Participants in the Olympic Games strictly supervised.
Participants in the Olympic Games strictly supervised. – Aymeric Le Gall/20 minutes

Shining version Zangjiakou

After 4 hours of travel and two pee breaks in desert areas, the huge hotel complexes built well before the pandemic and initially supposed to welcome hundreds of thousands of tourists, stand on the horizon. There, impossible to say if it is the fruit of our mind now formatted by the ambient “glaucitude” or the gray and threatening sky which dominates the region, the fact remains that the whole gives a strange cinematographic impression. A mix between the Grand Budapest Hotel and the huge scary building in The Shining. Welcome to the bubble of Zangjiakou

At the hotel, again and again the same people in combinations. They haunt (and disinfect 24/7) the long corridors that still smell of fresh paint and bleach, while others unpack boxes and put the finishing touches to the latest works. Here, an important clarification is needed: far be it from us to want to knock out these locals under wraps who, once out of the airport, let’s say it, do everything to make the life of the “bullards” as painless as possible. . And their task is co-lo-ssal. In truth, we are all in the same boat. Indeed, these thousands of volunteers, mostly students, entered the bubble in January and will not leave until April, after the Paralympic Games and a final 21-day quarantine. Cheer up friends!

Facing the Planet and Internet Censorship

Before receiving the results of our PCR tests, we are asked to remain locked in our room. It would almost be good news if it weren’t scorchingly hot inside. After a short phone call to reception, we are told that we cannot adjust the temperature ourselves. Never mind, we then open a window so as not to suffocate. Outside, the thermometer reads -15° C but the feeling is closer to -8000. The fight against global warming will have to wait.

The one against internet censorship too, notice. Not that we doubted for a single second the seriousness of the Beijing regime in its war against freedom of expression on social networks or private messaging, but to experience it IRL, like any ordinary Chinese citizen, is quite funny. Indeed, once connected to the wifi of the hotel, impossible to access Facebook, Twitter, Gmail, WhatsApp or Signal. So much so that we had to wait until we were at the press center the next day to give a sign of life to our loved ones (In the meantime, the installation of a VPN will have all the same overcome the technological barriers of the regime +1 for the free world).

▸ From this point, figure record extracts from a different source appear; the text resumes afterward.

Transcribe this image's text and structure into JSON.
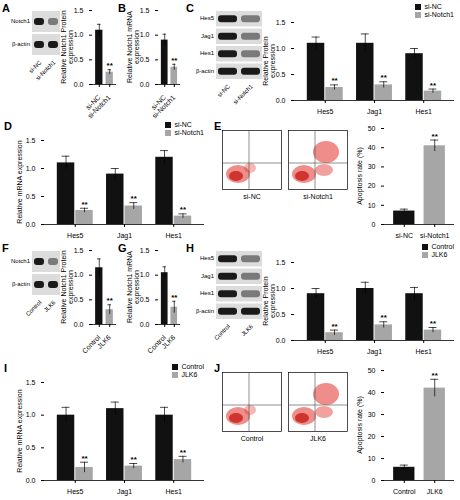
{
  "chart_data": [
    {
      "type": "bar",
      "y_label": "Relative Notch1 Protein expression",
      "categories": [
        "si-NC",
        "si-Notch1"
      ],
      "values": [
        1.1,
        0.25
      ],
      "errors": [
        0.12,
        0.05
      ],
      "colors": [
        "#111111",
        "#a6a6a6"
      ],
      "ylim": [
        0,
        1.5
      ],
      "yticks": [
        {
          "value": 0,
          "label": "0.0"
        },
        0.5,
        {
          "value": 1,
          "label": "1.0"
        },
        1.5
      ],
      "annotations": [
        {
          "x": "si-Notch1",
          "text": "**"
        }
      ]
    },
    {
      "type": "bar",
      "panel": "B",
      "y_label": "Relative Notch1 mRNA expression",
      "categories": [
        "si-NC",
        "si-Notch1"
      ],
      "values": [
        0.9,
        0.35
      ],
      "errors": [
        0.12,
        0.06
      ],
      "colors": [
        "#111111",
        "#a6a6a6"
      ],
      "ylim": [
        0,
        1.5
      ],
      "yticks": [
        {
          "value": 0,
          "label": "0.0"
        },
        0.5,
        {
          "value": 1,
          "label": "1.0"
        },
        1.5
      ],
      "annotations": [
        {
          "x": "si-Notch1",
          "text": "**"
        }
      ]
    },
    {
      "type": "bar",
      "y_label": "Relative Protein expression",
      "categories": [
        "Hes5",
        "Jag1",
        "Hes1"
      ],
      "series": [
        {
          "name": "si-NC",
          "color": "#111111",
          "values": [
            1.1,
            1.1,
            0.9
          ],
          "errors": [
            0.12,
            0.18,
            0.1
          ]
        },
        {
          "name": "si-Notch1",
          "color": "#a6a6a6",
          "values": [
            0.25,
            0.3,
            0.18
          ],
          "errors": [
            0.05,
            0.06,
            0.04
          ]
        }
      ],
      "ylim": [
        0,
        1.5
      ],
      "yticks": [
        {
          "value": 0,
          "label": "0.0"
        },
        0.5,
        {
          "value": 1,
          "label": "1.0"
        },
        1.5
      ],
      "legend": "top-right",
      "annotations": [
        {
          "x": "Hes5",
          "series": "si-Notch1",
          "text": "**"
        },
        {
          "x": "Jag1",
          "series": "si-Notch1",
          "text": "**"
        },
        {
          "x": "Hes1",
          "series": "si-Notch1",
          "text": "**"
        }
      ]
    },
    {
      "type": "bar",
      "panel": "D",
      "y_label": "Relative mRNA expression",
      "categories": [
        "Hes5",
        "Jag1",
        "Hes1"
      ],
      "series": [
        {
          "name": "si-NC",
          "color": "#111111",
          "values": [
            1.1,
            0.9,
            1.2
          ],
          "errors": [
            0.12,
            0.1,
            0.12
          ]
        },
        {
          "name": "si-Notch1",
          "color": "#a6a6a6",
          "values": [
            0.25,
            0.33,
            0.15
          ],
          "errors": [
            0.04,
            0.06,
            0.04
          ]
        }
      ],
      "ylim": [
        0,
        1.5
      ],
      "yticks": [
        {
          "value": 0,
          "label": "0.0"
        },
        0.5,
        {
          "value": 1,
          "label": "1.0"
        },
        1.5
      ],
      "legend": "top-right",
      "annotations": [
        {
          "x": "Hes5",
          "series": "si-Notch1",
          "text": "**"
        },
        {
          "x": "Jag1",
          "series": "si-Notch1",
          "text": "**"
        },
        {
          "x": "Hes1",
          "series": "si-Notch1",
          "text": "**"
        }
      ]
    },
    {
      "type": "bar",
      "y_label": "Apoptosis rate (%)",
      "categories": [
        "si-NC",
        "si-Notch1"
      ],
      "values": [
        7,
        41
      ],
      "errors": [
        1,
        3
      ],
      "colors": [
        "#111111",
        "#a6a6a6"
      ],
      "ylim": [
        0,
        50
      ],
      "yticks": [
        0,
        10,
        20,
        30,
        40,
        50
      ],
      "annotations": [
        {
          "x": "si-Notch1",
          "text": "**"
        }
      ]
    },
    {
      "type": "bar",
      "y_label": "Relative Notch1 Protein expression",
      "categories": [
        "Control",
        "JLK6"
      ],
      "values": [
        1.15,
        0.3
      ],
      "errors": [
        0.18,
        0.1
      ],
      "colors": [
        "#111111",
        "#a6a6a6"
      ],
      "ylim": [
        0,
        1.5
      ],
      "yticks": [
        {
          "value": 0,
          "label": "0.0"
        },
        0.5,
        {
          "value": 1,
          "label": "1.0"
        },
        1.5
      ],
      "annotations": [
        {
          "x": "JLK6",
          "text": "**"
        }
      ]
    },
    {
      "type": "bar",
      "panel": "G",
      "y_label": "Relative Notch1 mRNA expression",
      "categories": [
        "Control",
        "JLK6"
      ],
      "values": [
        1.05,
        0.35
      ],
      "errors": [
        0.12,
        0.12
      ],
      "colors": [
        "#111111",
        "#a6a6a6"
      ],
      "ylim": [
        0,
        1.5
      ],
      "yticks": [
        {
          "value": 0,
          "label": "0.0"
        },
        0.5,
        {
          "value": 1,
          "label": "1.0"
        },
        1.5
      ],
      "annotations": [
        {
          "x": "JLK6",
          "text": "**"
        }
      ]
    },
    {
      "type": "bar",
      "y_label": "Relative Protein expression",
      "categories": [
        "Hes5",
        "Jag1",
        "Hes1"
      ],
      "series": [
        {
          "name": "Control",
          "color": "#111111",
          "values": [
            0.9,
            1.0,
            0.9
          ],
          "errors": [
            0.1,
            0.12,
            0.12
          ]
        },
        {
          "name": "JLK6",
          "color": "#a6a6a6",
          "values": [
            0.15,
            0.3,
            0.2
          ],
          "errors": [
            0.05,
            0.06,
            0.05
          ]
        }
      ],
      "ylim": [
        0,
        1.5
      ],
      "yticks": [
        {
          "value": 0,
          "label": "0.0"
        },
        0.5,
        {
          "value": 1,
          "label": "1.0"
        },
        1.5
      ],
      "legend": "top-right",
      "annotations": [
        {
          "x": "Hes5",
          "series": "JLK6",
          "text": "**"
        },
        {
          "x": "Jag1",
          "series": "JLK6",
          "text": "**"
        },
        {
          "x": "Hes1",
          "series": "JLK6",
          "text": "**"
        }
      ]
    },
    {
      "type": "bar",
      "panel": "I",
      "y_label": "Relative mRNA expression",
      "categories": [
        "Hes5",
        "Jag1",
        "Hes1"
      ],
      "series": [
        {
          "name": "Control",
          "color": "#111111",
          "values": [
            1.0,
            1.1,
            1.0
          ],
          "errors": [
            0.12,
            0.1,
            0.12
          ]
        },
        {
          "name": "JLK6",
          "color": "#a6a6a6",
          "values": [
            0.2,
            0.22,
            0.32
          ],
          "errors": [
            0.08,
            0.04,
            0.05
          ]
        }
      ],
      "ylim": [
        0,
        1.5
      ],
      "yticks": [
        {
          "value": 0,
          "label": "0.0"
        },
        0.5,
        {
          "value": 1,
          "label": "1.0"
        },
        1.5
      ],
      "legend": "top-right",
      "annotations": [
        {
          "x": "Hes5",
          "series": "JLK6",
          "text": "**"
        },
        {
          "x": "Jag1",
          "series": "JLK6",
          "text": "**"
        },
        {
          "x": "Hes1",
          "series": "JLK6",
          "text": "**"
        }
      ]
    },
    {
      "type": "bar",
      "y_label": "Apoptosis rate (%)",
      "categories": [
        "Control",
        "JLK6"
      ],
      "values": [
        6,
        42
      ],
      "errors": [
        1,
        4
      ],
      "colors": [
        "#111111",
        "#a6a6a6"
      ],
      "ylim": [
        0,
        50
      ],
      "yticks": [
        0,
        10,
        20,
        30,
        40,
        50
      ],
      "annotations": [
        {
          "x": "JLK6",
          "text": "**"
        }
      ]
    }
  ],
  "blots": [
    {
      "panel": "A",
      "proteins": [
        "Notch1",
        "β-actin"
      ],
      "lanes": [
        "si-NC",
        "si-Notch1"
      ]
    },
    {
      "panel": "C",
      "proteins": [
        "Hes5",
        "Jag1",
        "Hes1",
        "β-actin"
      ],
      "lanes": [
        "si-NC",
        "si-Notch1"
      ]
    },
    {
      "panel": "F",
      "proteins": [
        "Notch1",
        "β-actin"
      ],
      "lanes": [
        "Control",
        "JLK6"
      ]
    },
    {
      "panel": "H",
      "proteins": [
        "Hes5",
        "Jag1",
        "Hes1",
        "β-actin"
      ],
      "lanes": [
        "Control",
        "JLK6"
      ]
    }
  ],
  "flow_plots": [
    {
      "panel": "E",
      "samples": [
        "si-NC",
        "si-Notch1"
      ]
    },
    {
      "panel": "J",
      "samples": [
        "Control",
        "JLK6"
      ]
    }
  ]
}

Are we happy to be here or not?
Are we happy to be here or not? – Aymeric Le Gall/20 minutes

So it’s like that, cut off from the world – and once sure that our tests have not revealed the slightest trace of Covid – that we head to the restaurant where two people are waiting for us. One is responsible for spraying our hands with disinfectant, the other for giving us plastic gloves that must be worn at the table. So, solo between two sheets of Plexiglas, we warm up our stomachs, hearts and minds with a plaster of rice, pickled mushrooms and some delicious ravioli. The best time of the day, certainly, before returning to our bed for a well-deserved good night’s sleep. And to dream of the new oropharyngeal test that awaits us when we wake up. Jean-Claude Dusse, I promise, tomorrow we’ll release your line.